The initial inspiration for creating a lemon bar was my mom and Ina Garten, who has a very popular lemon bar recipe. I truly like Ina and watching her show on Food Network.
However, while many of her entrees and sides are relatively healthy, her desserts tend to be heavy in both butter and sugar.
Her lemon bar recipe, for instance, called for three cups of sugar!
I was quite interested to read the comments to see if anyone found the treats too sweet. I was not surprised to see some people writing just that, but some commenters described them as not sweet enough!
About these honey lemon bars:
- The creamy filling dominates!
- These have a light lemon flavor (not tart).

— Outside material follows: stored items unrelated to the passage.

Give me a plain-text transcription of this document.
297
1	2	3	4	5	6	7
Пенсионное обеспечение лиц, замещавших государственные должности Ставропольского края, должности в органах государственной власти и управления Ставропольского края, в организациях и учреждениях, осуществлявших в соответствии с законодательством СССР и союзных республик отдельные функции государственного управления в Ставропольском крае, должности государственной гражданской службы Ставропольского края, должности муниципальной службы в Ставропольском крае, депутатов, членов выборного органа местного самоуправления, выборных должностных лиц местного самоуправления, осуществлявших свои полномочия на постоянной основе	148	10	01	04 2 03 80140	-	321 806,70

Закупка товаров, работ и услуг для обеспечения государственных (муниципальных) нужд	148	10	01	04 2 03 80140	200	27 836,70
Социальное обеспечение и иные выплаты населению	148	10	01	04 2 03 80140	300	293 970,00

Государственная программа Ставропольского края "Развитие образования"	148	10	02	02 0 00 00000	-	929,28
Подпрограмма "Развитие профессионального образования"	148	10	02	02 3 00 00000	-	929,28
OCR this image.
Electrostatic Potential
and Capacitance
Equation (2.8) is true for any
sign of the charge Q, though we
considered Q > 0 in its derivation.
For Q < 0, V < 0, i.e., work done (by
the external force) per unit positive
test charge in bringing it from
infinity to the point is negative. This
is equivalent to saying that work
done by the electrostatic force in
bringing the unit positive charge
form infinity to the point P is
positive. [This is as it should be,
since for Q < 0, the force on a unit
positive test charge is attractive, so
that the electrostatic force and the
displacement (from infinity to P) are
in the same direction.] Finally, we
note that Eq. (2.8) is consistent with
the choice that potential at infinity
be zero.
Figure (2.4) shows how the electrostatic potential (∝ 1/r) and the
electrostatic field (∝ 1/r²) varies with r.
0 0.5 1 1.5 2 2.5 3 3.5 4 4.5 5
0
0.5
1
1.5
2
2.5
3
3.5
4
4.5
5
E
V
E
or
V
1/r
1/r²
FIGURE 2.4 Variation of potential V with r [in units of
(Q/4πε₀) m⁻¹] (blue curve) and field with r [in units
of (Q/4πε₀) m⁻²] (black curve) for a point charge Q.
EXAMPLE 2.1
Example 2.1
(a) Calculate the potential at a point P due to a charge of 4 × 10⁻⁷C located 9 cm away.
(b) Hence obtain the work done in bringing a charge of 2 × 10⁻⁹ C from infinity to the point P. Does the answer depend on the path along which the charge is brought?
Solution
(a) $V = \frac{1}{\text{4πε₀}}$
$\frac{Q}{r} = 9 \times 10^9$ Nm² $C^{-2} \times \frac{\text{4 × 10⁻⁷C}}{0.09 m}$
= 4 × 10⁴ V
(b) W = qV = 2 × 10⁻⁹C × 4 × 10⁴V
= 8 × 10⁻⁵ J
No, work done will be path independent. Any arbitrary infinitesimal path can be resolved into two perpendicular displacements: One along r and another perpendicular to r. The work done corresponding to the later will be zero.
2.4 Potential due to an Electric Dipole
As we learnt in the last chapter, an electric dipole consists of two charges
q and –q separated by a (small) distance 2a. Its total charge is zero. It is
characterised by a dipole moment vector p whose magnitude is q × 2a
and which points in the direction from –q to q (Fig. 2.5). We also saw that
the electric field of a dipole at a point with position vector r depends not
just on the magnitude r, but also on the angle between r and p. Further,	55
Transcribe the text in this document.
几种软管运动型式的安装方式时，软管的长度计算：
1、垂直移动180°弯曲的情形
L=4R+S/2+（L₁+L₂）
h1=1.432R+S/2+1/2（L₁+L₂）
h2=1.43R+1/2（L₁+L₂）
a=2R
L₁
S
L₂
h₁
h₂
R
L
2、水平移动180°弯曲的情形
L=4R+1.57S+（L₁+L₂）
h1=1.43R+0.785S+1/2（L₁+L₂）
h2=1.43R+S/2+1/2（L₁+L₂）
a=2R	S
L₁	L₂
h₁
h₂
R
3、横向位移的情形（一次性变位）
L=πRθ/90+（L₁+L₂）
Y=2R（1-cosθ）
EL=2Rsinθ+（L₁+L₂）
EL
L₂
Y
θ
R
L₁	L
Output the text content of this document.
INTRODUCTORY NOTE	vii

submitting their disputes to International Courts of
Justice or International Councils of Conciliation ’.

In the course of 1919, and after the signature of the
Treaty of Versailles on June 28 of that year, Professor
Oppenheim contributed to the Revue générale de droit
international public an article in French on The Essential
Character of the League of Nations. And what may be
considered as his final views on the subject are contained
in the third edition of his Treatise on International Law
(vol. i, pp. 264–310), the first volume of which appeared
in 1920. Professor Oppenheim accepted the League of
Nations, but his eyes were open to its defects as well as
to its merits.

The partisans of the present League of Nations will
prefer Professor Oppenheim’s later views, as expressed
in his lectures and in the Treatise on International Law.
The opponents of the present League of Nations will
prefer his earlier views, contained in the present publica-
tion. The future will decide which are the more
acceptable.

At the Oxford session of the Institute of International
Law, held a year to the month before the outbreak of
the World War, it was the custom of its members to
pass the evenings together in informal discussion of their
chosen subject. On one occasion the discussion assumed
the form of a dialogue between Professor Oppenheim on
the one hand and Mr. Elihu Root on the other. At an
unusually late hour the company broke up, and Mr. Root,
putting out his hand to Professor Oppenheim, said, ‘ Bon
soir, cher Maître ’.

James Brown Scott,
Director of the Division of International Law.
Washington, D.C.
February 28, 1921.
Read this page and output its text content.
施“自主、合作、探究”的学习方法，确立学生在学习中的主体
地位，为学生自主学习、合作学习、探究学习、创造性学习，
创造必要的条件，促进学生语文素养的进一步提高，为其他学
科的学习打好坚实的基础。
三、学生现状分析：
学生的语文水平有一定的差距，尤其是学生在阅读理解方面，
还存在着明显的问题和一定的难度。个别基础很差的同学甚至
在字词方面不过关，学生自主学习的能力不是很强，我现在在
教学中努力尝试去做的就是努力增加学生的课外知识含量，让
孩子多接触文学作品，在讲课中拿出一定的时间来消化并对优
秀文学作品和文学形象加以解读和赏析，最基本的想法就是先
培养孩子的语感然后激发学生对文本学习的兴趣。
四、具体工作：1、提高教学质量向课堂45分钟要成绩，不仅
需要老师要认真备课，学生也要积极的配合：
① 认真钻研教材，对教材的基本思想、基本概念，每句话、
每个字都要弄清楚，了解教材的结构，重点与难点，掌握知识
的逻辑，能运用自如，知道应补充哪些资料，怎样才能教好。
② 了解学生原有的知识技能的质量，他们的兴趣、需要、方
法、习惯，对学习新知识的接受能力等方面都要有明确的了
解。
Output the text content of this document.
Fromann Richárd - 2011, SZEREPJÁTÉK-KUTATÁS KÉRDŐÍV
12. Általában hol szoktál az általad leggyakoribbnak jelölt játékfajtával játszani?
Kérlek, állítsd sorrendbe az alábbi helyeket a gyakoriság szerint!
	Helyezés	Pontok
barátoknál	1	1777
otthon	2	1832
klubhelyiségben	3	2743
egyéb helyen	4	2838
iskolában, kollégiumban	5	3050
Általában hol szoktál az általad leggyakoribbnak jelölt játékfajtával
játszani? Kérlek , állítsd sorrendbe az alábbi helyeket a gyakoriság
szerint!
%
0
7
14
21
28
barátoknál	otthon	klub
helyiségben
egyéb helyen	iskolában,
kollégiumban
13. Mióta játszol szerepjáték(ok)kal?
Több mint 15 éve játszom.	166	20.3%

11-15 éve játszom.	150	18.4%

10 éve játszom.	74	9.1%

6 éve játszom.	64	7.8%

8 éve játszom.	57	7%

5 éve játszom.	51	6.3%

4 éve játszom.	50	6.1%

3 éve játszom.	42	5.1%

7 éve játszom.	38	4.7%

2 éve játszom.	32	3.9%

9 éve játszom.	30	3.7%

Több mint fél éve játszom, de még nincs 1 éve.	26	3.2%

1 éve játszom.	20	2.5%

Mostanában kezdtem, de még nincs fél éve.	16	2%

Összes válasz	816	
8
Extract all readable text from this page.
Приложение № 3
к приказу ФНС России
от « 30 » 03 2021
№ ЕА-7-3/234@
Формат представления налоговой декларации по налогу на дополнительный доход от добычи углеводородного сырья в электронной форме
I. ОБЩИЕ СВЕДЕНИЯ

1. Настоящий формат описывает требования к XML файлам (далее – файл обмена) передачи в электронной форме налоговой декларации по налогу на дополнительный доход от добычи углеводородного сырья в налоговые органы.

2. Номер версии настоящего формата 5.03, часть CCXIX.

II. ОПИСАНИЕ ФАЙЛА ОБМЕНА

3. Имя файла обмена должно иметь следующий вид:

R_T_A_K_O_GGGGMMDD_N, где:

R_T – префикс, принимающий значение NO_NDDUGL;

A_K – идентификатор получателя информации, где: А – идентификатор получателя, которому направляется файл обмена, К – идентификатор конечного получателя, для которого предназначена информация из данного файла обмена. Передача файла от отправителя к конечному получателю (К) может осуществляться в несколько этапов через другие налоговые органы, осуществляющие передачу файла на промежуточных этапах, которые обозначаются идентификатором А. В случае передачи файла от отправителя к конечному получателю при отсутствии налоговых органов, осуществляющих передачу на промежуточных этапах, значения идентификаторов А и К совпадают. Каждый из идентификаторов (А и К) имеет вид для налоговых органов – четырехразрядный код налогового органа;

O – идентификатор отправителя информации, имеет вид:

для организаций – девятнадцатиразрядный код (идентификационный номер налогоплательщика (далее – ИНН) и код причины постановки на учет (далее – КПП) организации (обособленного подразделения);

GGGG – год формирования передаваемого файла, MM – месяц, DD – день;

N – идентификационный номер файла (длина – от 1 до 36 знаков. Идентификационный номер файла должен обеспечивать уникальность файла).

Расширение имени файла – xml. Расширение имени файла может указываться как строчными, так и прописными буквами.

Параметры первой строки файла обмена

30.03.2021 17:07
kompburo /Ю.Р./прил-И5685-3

- The filling is creamy and modestly sweet. Read: This is NOT Ina Garten's recipe!
I love how 'clean' this recipe is (it seems anything with a citrus flavor is fresh and clean), and my husband loves that he gets almost five grams of protein per bar!
For those of you allergic to eggs, my Thick Raw Lemon Bars may be more your speed.
They're a delicious, no-bake alternative!
Healthy Honey Lemon Bars
- ¾ cup oat flour
- ⅛ tsp sea salt
- 2 ½ Tbsp melted butter or coconut oil
- 1 ½ Tbsp maple syrup
- 1 large egg white (save yolk for filling)
- 4 large eggs, plus the yolk from the crust
- 1 Tbsp lemon zest
- ⅓ cup lemon juice
- 5 Tbsp honey
- dash sea salt
- ⅓ cup oat flour
- ⅛ tsp powdered stevia
- Preheat the oven to 350 degrees.
- Whisk together the flour and salt.
- Stir the oil, maple syrup, and egg white.
- Mix until smooth and well combined.
- In a WELL-OILED 8 x 8 baking dish, spread the dough into the bottom of the dish. You'll need a spatula for this step.
- Bake the base for 10 minutes.
- Cool while you make the filling.
- Beat the eggs and yolk until a bit frothy.
- Add the remaining ingredients and beat for another minute.
- Pour the mixture atop the baked crust.
- Bake for 12-16 minutes (edges should be a light golden color).
- Cool completely, cut, and serve!
This recipe was updated in May 2021.
To make oat flour, I just grind whole, rolled oats in a Nutribullet. A food processor will work as well.